又 见 幼 儿 园
黑 土 客
最近忙得脚打后脑勺,忙完了物业供暖车间外墙写标语,又接下幼儿园外墙装饰画施工。起早贪黑地在脚手架上,猴似的上窜下跳、东奔西跑,仗着天天早起练单、双杠、跳绳,体力还不错,用了两天时间完成绘画。毕竟年岁不小了,回到家里才感到腰酸背疼、腿抽筋。真不错,没白忙乎,园领导和幼师们还很满意(看图),当面几次口头表扬,成就感油然而生。

这是我在幼儿园墙面搞的装饰 ,让我想起“文革”的红色海洋,形式相近,内容不同。
我对这所幼儿园是很有感情的,因幼儿时曾在这里生活过。今日重归故里,想起往事,历历在目。
我的童年是在幼儿园度过的,后面第三排右数第六个便是我。
1959年,正值“三年困难”时期,在工厂的一些工人怕饿死辞职跑回农村老家。由于黑省是产粮区,还不至于饿死人,但还是吃不饱肚子。那时的人们可能是肚子里没油水,又拼命地加班加点劳作,特别能吃,一顿饭,能吃一市斤以上的并不新鲜。当吃不饱的时候,人就会感到疲倦无力,眼冒金花,时常有人昏倒在工作岗位。人们个个脸如菜叶,面黄肌瘦。树上的能吃的树叶被人疯狂的采摘,变成枯枝,地上的野菜被挖光,有些人因多吃了的灰菜而中毒,经日光照晒脸肿得像气球,又膀又亮。商店货物短缺还极贵,轻易没人舍得花高价买糕点、副食,好吸烟的,除了卷旱烟,就是买最廉价的8分钱一盒的“经济牌”香烟。
记得有一次,我极想吃长白糕,妈妈咸太贵没给我买。

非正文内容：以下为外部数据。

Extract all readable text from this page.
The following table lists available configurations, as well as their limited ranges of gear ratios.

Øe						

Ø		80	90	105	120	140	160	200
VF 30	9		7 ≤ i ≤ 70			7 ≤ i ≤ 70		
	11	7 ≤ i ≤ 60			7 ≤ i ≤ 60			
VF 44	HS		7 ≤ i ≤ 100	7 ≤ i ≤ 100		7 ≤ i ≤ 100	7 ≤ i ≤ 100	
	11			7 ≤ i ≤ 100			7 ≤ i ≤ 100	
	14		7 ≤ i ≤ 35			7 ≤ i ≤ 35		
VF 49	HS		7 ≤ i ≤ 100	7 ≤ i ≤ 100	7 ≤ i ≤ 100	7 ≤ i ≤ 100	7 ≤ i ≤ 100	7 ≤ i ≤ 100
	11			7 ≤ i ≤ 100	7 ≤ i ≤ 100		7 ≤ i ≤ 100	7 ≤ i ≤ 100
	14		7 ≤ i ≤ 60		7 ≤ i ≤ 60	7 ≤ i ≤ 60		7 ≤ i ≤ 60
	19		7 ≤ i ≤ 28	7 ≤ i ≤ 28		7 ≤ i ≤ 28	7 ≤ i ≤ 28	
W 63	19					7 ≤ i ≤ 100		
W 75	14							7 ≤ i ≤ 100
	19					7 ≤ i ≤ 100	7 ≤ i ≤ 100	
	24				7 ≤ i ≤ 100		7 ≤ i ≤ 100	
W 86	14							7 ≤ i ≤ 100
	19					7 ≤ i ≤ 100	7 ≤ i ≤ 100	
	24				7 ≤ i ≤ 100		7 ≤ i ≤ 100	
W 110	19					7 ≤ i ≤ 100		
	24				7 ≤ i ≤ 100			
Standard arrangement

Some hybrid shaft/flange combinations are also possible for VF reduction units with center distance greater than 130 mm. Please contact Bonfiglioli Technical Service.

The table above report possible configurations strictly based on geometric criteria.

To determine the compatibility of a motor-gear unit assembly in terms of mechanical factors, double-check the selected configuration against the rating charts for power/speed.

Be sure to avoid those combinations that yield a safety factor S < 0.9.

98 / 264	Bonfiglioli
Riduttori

一天,我突然病了,发烧在家没有去幼儿园,妈妈问我想吃什么?我觉得机会来了,还是要求买长白糕。妈妈脸有苦涩,还是答应了我的要求。一共卖了两块长白糕,花了两元多人民币,我吃得很香很香。(那时,一元钱可够一家人的一天生活费)。
当时的幼儿园真是“世外桃源”,虽然没啥好吃的,起码有饭吃,比起上不起幼儿园的孩子们忍饥挨饿,我确实很幸运。幼儿园一日三餐都是粗粮和咸菜,偶尔有苹果吃。有一次,我偷着把吃剩下的咸菜揣在衣兜里,带回家给妈妈吃,忘记了干吧在衣兜里。妈妈洗衣服时发现了,眼泪噼里啪啦地掉进洗衣盆中……。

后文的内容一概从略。